Aventuras Losinas (II)
Y estaba yo el viernes en la duda de qué medio de transporte coger para volver a casa, sabedor como soy de las grandes aventuras que suelo correr en todos ellos.
Me decidía por fin por aquel autobús tan entrañable de las siete de la tarde. Hora ésta en la que la estación es un hervidero de mochilas con piernas, prisas, dársenas equivocadas y extranjeros que buscan el autobús número uno (que nunca está donde debe).
Me subo en mi transporte, sé que tiene que ser el 36 pero ni siquiera me he fijado en el número, simplemente he buscado el bus más viejo y decrépito de todos y he acertado. Es lo que da la experiencia.
Comienzo a pensar que no he tenido mucha mala suerte cuando resulta que por dentro no está tan mal. Pero todo es una broma, porque se me ha olvidado que son fiestas en uno de esos grandes pueblos de Dios, y el autobús comienza a llenarse y a llenarse, esta vez no de señores y señoras con bolsas que empujan y se lían con el número del asiento, no. Mucho peor, de adolescentes.
A decir verdad yo no me puedo considerar el ser más normal del autobús puesto que mis pintas me delatan: camiseta de pantallazo azul de windows, gafas en ristre, portátil sobre las rodillas y leyendo un libro sobre cibernética escrito por Norbert Wiener. Pues eso, que soy el friki del bus.
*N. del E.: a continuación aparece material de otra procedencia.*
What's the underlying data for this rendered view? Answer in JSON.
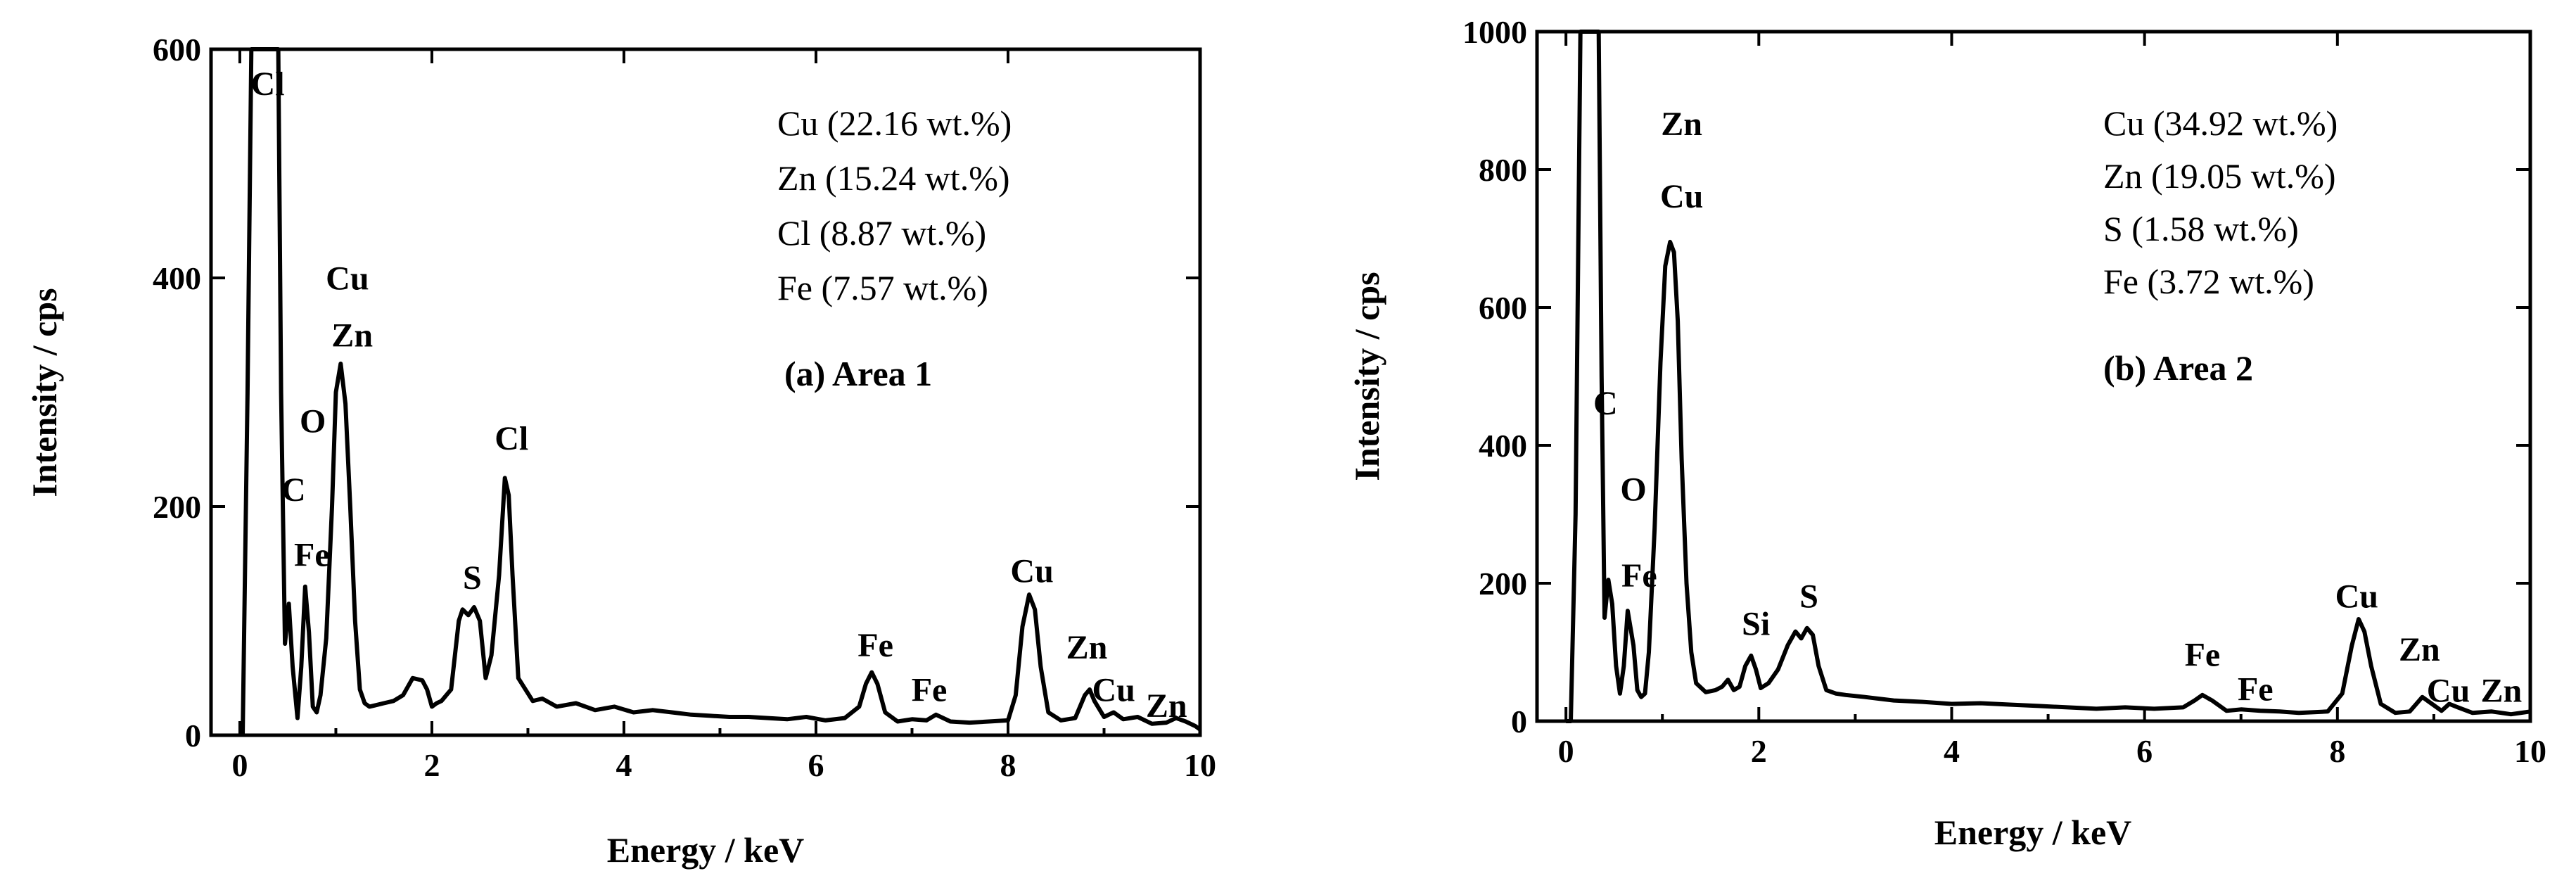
{
  "chart_data": [
    {
      "type": "line",
      "panel_label": "(a) Area 1",
      "xlabel": "Energy / keV",
      "ylabel": "Intensity / cps",
      "xlim": [
        -0.3,
        10
      ],
      "ylim": [
        0,
        600
      ],
      "xticks": [
        0,
        2,
        4,
        6,
        8,
        10
      ],
      "yticks": [
        0,
        200,
        400,
        600
      ],
      "xtick_labels": [
        "0",
        "2",
        "4",
        "6",
        "8",
        "10"
      ],
      "ytick_labels": [
        "0",
        "200",
        "400",
        "600"
      ],
      "composition": [
        "Cu (22.16 wt.%)",
        "Zn (15.24 wt.%)",
        "Cl (8.87 wt.%)",
        "Fe (7.57 wt.%)"
      ],
      "peak_labels": [
        {
          "text": "Cl",
          "energy": 0.29,
          "intensity": 560
        },
        {
          "text": "Cu",
          "energy": 1.12,
          "intensity": 390
        },
        {
          "text": "Zn",
          "energy": 1.17,
          "intensity": 340
        },
        {
          "text": "O",
          "energy": 0.76,
          "intensity": 265
        },
        {
          "text": "C",
          "energy": 0.56,
          "intensity": 205
        },
        {
          "text": "Fe",
          "energy": 0.75,
          "intensity": 148
        },
        {
          "text": "Cl",
          "energy": 2.83,
          "intensity": 250
        },
        {
          "text": "S",
          "energy": 2.42,
          "intensity": 128
        },
        {
          "text": "Fe",
          "energy": 6.62,
          "intensity": 69
        },
        {
          "text": "Fe",
          "energy": 7.18,
          "intensity": 30
        },
        {
          "text": "Cu",
          "energy": 8.25,
          "intensity": 134
        },
        {
          "text": "Zn",
          "energy": 8.82,
          "intensity": 67
        },
        {
          "text": "Cu",
          "energy": 9.1,
          "intensity": 30
        },
        {
          "text": "Zn",
          "energy": 9.65,
          "intensity": 16
        }
      ],
      "series": [
        {
          "name": "Area 1 spectrum",
          "x": [
            0.03,
            0.08,
            0.12,
            0.2,
            0.3,
            0.36,
            0.4,
            0.43,
            0.47,
            0.51,
            0.55,
            0.6,
            0.64,
            0.68,
            0.72,
            0.76,
            0.8,
            0.84,
            0.9,
            0.96,
            1.0,
            1.05,
            1.1,
            1.15,
            1.2,
            1.25,
            1.3,
            1.35,
            1.4,
            1.5,
            1.6,
            1.7,
            1.8,
            1.9,
            1.95,
            2.0,
            2.05,
            2.1,
            2.2,
            2.28,
            2.32,
            2.38,
            2.44,
            2.5,
            2.56,
            2.62,
            2.7,
            2.76,
            2.8,
            2.84,
            2.9,
            2.96,
            3.05,
            3.15,
            3.3,
            3.5,
            3.7,
            3.9,
            4.1,
            4.3,
            4.5,
            4.7,
            4.9,
            5.1,
            5.3,
            5.5,
            5.7,
            5.9,
            6.1,
            6.3,
            6.45,
            6.52,
            6.58,
            6.64,
            6.72,
            6.85,
            7.0,
            7.15,
            7.25,
            7.4,
            7.6,
            7.8,
            8.0,
            8.08,
            8.15,
            8.22,
            8.28,
            8.34,
            8.42,
            8.55,
            8.7,
            8.8,
            8.85,
            8.9,
            9.0,
            9.1,
            9.2,
            9.35,
            9.5,
            9.65,
            9.75,
            9.85,
            9.95,
            10.0
          ],
          "y": [
            0,
            300,
            600,
            600,
            600,
            600,
            600,
            300,
            80,
            115,
            60,
            15,
            60,
            130,
            90,
            25,
            20,
            35,
            85,
            200,
            300,
            325,
            290,
            200,
            100,
            40,
            28,
            25,
            26,
            28,
            30,
            35,
            50,
            48,
            40,
            25,
            28,
            30,
            40,
            100,
            110,
            105,
            112,
            100,
            50,
            70,
            140,
            225,
            210,
            140,
            50,
            42,
            30,
            32,
            25,
            28,
            22,
            25,
            20,
            22,
            20,
            18,
            17,
            16,
            16,
            15,
            14,
            16,
            13,
            15,
            25,
            45,
            55,
            45,
            20,
            12,
            14,
            13,
            18,
            12,
            11,
            12,
            13,
            35,
            95,
            123,
            110,
            60,
            20,
            13,
            15,
            35,
            40,
            30,
            16,
            20,
            14,
            16,
            10,
            11,
            15,
            12,
            8,
            5
          ]
        }
      ]
    },
    {
      "type": "line",
      "panel_label": "(b) Area 2",
      "xlabel": "Energy / keV",
      "ylabel": "Intensity / cps",
      "xlim": [
        -0.3,
        10
      ],
      "ylim": [
        0,
        1000
      ],
      "xticks": [
        0,
        2,
        4,
        6,
        8,
        10
      ],
      "yticks": [
        0,
        200,
        400,
        600,
        800,
        1000
      ],
      "xtick_labels": [
        "0",
        "2",
        "4",
        "6",
        "8",
        "10"
      ],
      "ytick_labels": [
        "0",
        "200",
        "400",
        "600",
        "800",
        "1000"
      ],
      "composition": [
        "Cu (34.92 wt.%)",
        "Zn (19.05 wt.%)",
        "S (1.58 wt.%)",
        "Fe (3.72 wt.%)"
      ],
      "peak_labels": [
        {
          "text": "Zn",
          "energy": 1.2,
          "intensity": 850
        },
        {
          "text": "Cu",
          "energy": 1.2,
          "intensity": 745
        },
        {
          "text": "C",
          "energy": 0.41,
          "intensity": 445
        },
        {
          "text": "O",
          "energy": 0.7,
          "intensity": 320
        },
        {
          "text": "Fe",
          "energy": 0.76,
          "intensity": 195
        },
        {
          "text": "Si",
          "energy": 1.97,
          "intensity": 125
        },
        {
          "text": "S",
          "energy": 2.52,
          "intensity": 165
        },
        {
          "text": "Fe",
          "energy": 6.6,
          "intensity": 80
        },
        {
          "text": "Fe",
          "energy": 7.15,
          "intensity": 30
        },
        {
          "text": "Cu",
          "energy": 8.2,
          "intensity": 165
        },
        {
          "text": "Zn",
          "energy": 8.85,
          "intensity": 88
        },
        {
          "text": "Cu",
          "energy": 9.15,
          "intensity": 28
        },
        {
          "text": "Zn",
          "energy": 9.7,
          "intensity": 28
        }
      ],
      "series": [
        {
          "name": "Area 2 spectrum",
          "x": [
            0.0,
            0.05,
            0.1,
            0.15,
            0.22,
            0.3,
            0.34,
            0.37,
            0.4,
            0.44,
            0.48,
            0.52,
            0.56,
            0.6,
            0.64,
            0.7,
            0.74,
            0.78,
            0.82,
            0.86,
            0.92,
            0.98,
            1.03,
            1.08,
            1.12,
            1.16,
            1.2,
            1.25,
            1.3,
            1.35,
            1.45,
            1.55,
            1.62,
            1.68,
            1.74,
            1.8,
            1.86,
            1.92,
            1.97,
            2.02,
            2.1,
            2.2,
            2.3,
            2.38,
            2.44,
            2.5,
            2.56,
            2.62,
            2.7,
            2.8,
            2.9,
            3.1,
            3.4,
            3.7,
            4.0,
            4.3,
            4.6,
            4.9,
            5.2,
            5.5,
            5.8,
            6.1,
            6.4,
            6.52,
            6.6,
            6.7,
            6.85,
            7.0,
            7.2,
            7.4,
            7.6,
            7.9,
            8.05,
            8.15,
            8.22,
            8.28,
            8.35,
            8.45,
            8.6,
            8.75,
            8.88,
            8.98,
            9.08,
            9.16,
            9.25,
            9.4,
            9.6,
            9.8,
            10.0
          ],
          "y": [
            0,
            0,
            300,
            1000,
            1000,
            1000,
            1000,
            500,
            150,
            205,
            170,
            80,
            40,
            80,
            160,
            110,
            45,
            35,
            40,
            100,
            280,
            520,
            660,
            695,
            680,
            580,
            380,
            200,
            100,
            55,
            42,
            45,
            50,
            60,
            45,
            50,
            80,
            95,
            75,
            48,
            55,
            75,
            110,
            130,
            120,
            135,
            125,
            80,
            45,
            40,
            38,
            35,
            30,
            28,
            25,
            26,
            24,
            22,
            20,
            18,
            20,
            18,
            20,
            30,
            38,
            30,
            15,
            17,
            15,
            14,
            12,
            14,
            40,
            110,
            148,
            130,
            80,
            25,
            12,
            14,
            35,
            25,
            15,
            25,
            20,
            12,
            14,
            10,
            14
          ]
        }
      ]
    }
  ]
}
Los asientos se completan y yo rezo para que no me toque al lado el personaje de turno. Curiosamente se sienta a mi lado un muchacho con pinta de poco raro que lleva un librito en francés, y los dos nos enfrascamos en amena lectura omitiendo la presencia del otro. El bus va tan lento que ni te mareas leyendo.
Pero todo era un espejismo. El muchacho guardaba no sé bien dónde dos botellas de Coca-Cola de medio litro y comienza a beberlas con deleite a mitad del viaje. A esas alturas ya ha dejado el libro, que tenía pinta de ser un coñazo, y eso que yo no sé francés. Pone la música del mp3 a todo trapo y, por efecto de la cafeína y de sus propias hormonas comienza a contonearse espasmódicamente al ritmo de la música rockera que le taladra los lóbulos temporales.
Procuro desconectar de la bizarría de mi asiento compartido y del autobús repleto. Pero claro está, para eso hay que escuchar a los demás, porque ha oscurecido y a Wiener ya no se le entiende. Y los demás son grupitos de adolescentes dedicados a:
- llamar por el móvil para encargar a sus amigos que vayan comprando el alcohol, que ellos llegan enseguida.
- hablar de a quién se ligaron el fin de semana pasado
- hablar de a quién se piensan ligar este fin de semana.
Es la primera vez que comulgo con el sentimiento popular jubilado porque ahora yo me siento tan perdido y horrorizado como ellos. A estas alturas el muchacho de al lado ya se ha trincado botella y media de Coca-Cola, guardando el resto entre sus temblorosas piernas a modo de estandarte cafeínico para ponerse a tono.
Pero se acaba. Todo se acaba en esta vida. Después de que el autobús pare y yo me baje en un pueblo que nadie de los que va arriba se ha planteado nunca que era un pueblo, yo me siento libre. El bus sigue su marcha hacia el desenfreno y descontrol de un fin de semana muy muy hormonal por lo que pude escuchar.
Lo siento por los jubilados. Espero que no hayan renegado de su fe en la raza después de ese viaje. Como alguno de esos críos salga elegido presidente alguna vez, los macrobotellones van a ser canciones de cuna comparado con lo que estarán dispuestos a aprobar.